Anglo and Attenuated Alter Egos
The Hiwatt-inspired setting is still dynamic, but it’s a little tighter than the Fullerton-voiced setting. There’s air and mass enough for power jangling or weighty leads. The differences in the Bel-Ray’s tube selection (EL84 power tubes as well as an EF86 in the preamp) means the Skylark Special’s version of the Hiwatt-style voice is—like the amp in general—warm and round in the low-mid zone and softer around the edges, where the Bel-Ray version has more high-end ceiling and less mellow glow in the bass. It definitely gives the Skylark Special a transatlantic reach that enhances its vocabulary and utility.
Attenuated settings are not just practical for suiting the amps to circumstances and size of space you’re in; they also offer an extra range of colors. The maximum 1.2 watt attenuated setting still churns up thick, filthy overdrive that rings with harmonics.
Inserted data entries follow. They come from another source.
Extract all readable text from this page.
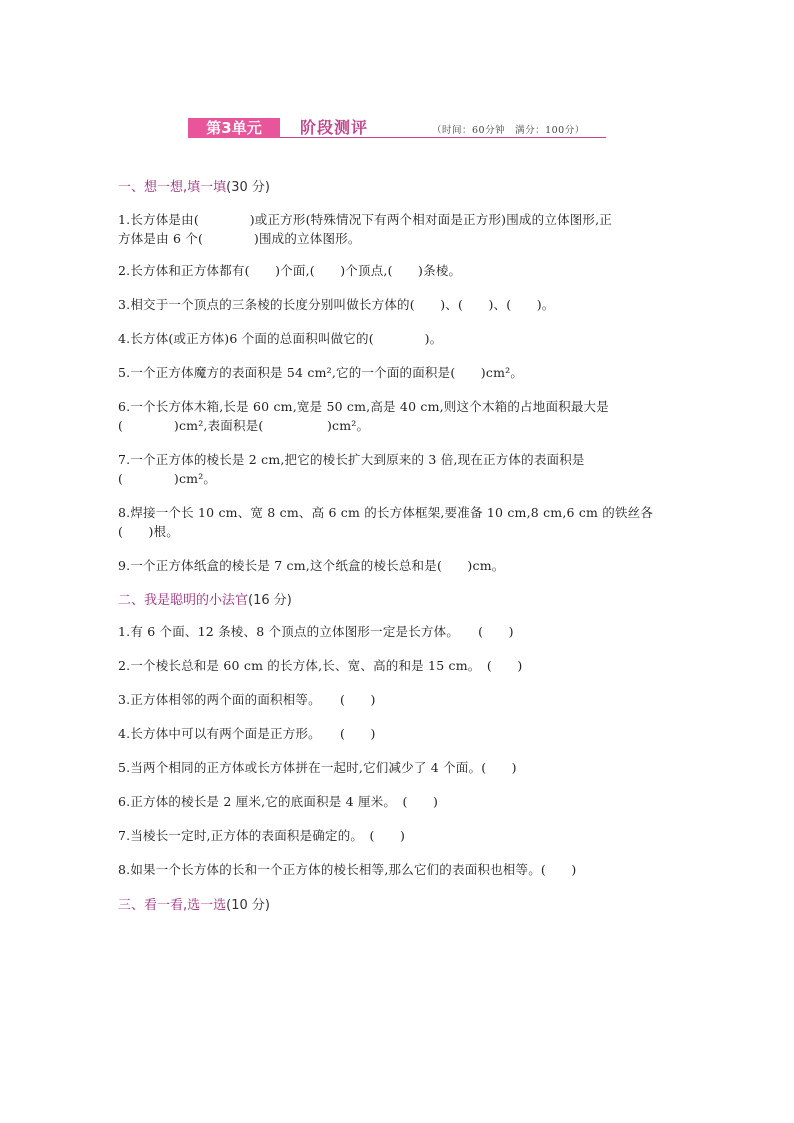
第3单元	阶段测评	（时间：60分钟　满分：100分）

一、想一想,填一填(30 分)

1.长方体是由(　　　　)或正方形(特殊情况下有两个相对面是正方形)围成的立体图形,正

方体是由 6 个(　　　　)围成的立体图形。

2.长方体和正方体都有(　　)个面,(　　)个顶点,(　　)条棱。

3.相交于一个顶点的三条棱的长度分别叫做长方体的(　　)、(　　)、(　　)。

4.长方体(或正方体)6 个面的总面积叫做它的(　　　　)。

5.一个正方体魔方的表面积是 54 cm²,它的一个面的面积是(　　)cm²。

6.一个长方体木箱,长是 60 cm,宽是 50 cm,高是 40 cm,则这个木箱的占地面积最大是

(　　　　)cm²,表面积是(　　　　　)cm²。

7.一个正方体的棱长是 2 cm,把它的棱长扩大到原来的 3 倍,现在正方体的表面积是

(　　　　)cm²。

8.焊接一个长 10 cm、宽 8 cm、高 6 cm 的长方体框架,要准备 10 cm,8 cm,6 cm 的铁丝各

(　　)根。

9.一个正方体纸盒的棱长是 7 cm,这个纸盒的棱长总和是(　　)cm。

二、我是聪明的小法官(16 分)

1.有 6 个面、12 条棱、8 个顶点的立体图形一定是长方体。　　(　　)

2.一个棱长总和是 60 cm 的长方体,长、宽、高的和是 15 cm。　(　　)

3.正方体相邻的两个面的面积相等。　　(　　)

4.长方体中可以有两个面是正方形。　　(　　)

5.当两个相同的正方体或长方体拼在一起时,它们减少了 4 个面。(　　)

6.正方体的棱长是 2 厘米,它的底面积是 4 厘米。　(　　)

7.当棱长一定时,正方体的表面积是确定的。　(　　)

8.如果一个长方体的长和一个正方体的棱长相等,那么它们的表面积也相等。(　　)

三、看一看,选一选(10 分)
The Skylark Special’s richness and variation means you’ll spend a lot of time with guitar and amp alone. Anything more often feels like an intrusion. But the Skylark Special is a friend to effects. Strength in the low-end and speaker means it humors the gnarliest fuzzes with grace. And with as many shades of clean-to-just-dirty tones as there are here, the personalities of gain devices and other effects shine.
The Verdict
Skylark Special. It’s fun to say—in a hep-cat kind of way. The name is très cool, but the amp itself sounds fabulous, creating a sort of dream union of the Princeton’s and Harvard’s low-volume character, a black-panel Deluxe’s more stage-suited loudness and mass, and a zingier, more focused English cousin. It can be sweet, subdued, surfy, rowdy, and massive. And it works happily with pedals—most notably with fuzzes that can make lesser low-mid-wattage amps cough up hairballs. The price tag smarts. But this is a 12-watt combo that goes, sonically speaking, where few such amps will, and represents a first-class specimen of design and craft.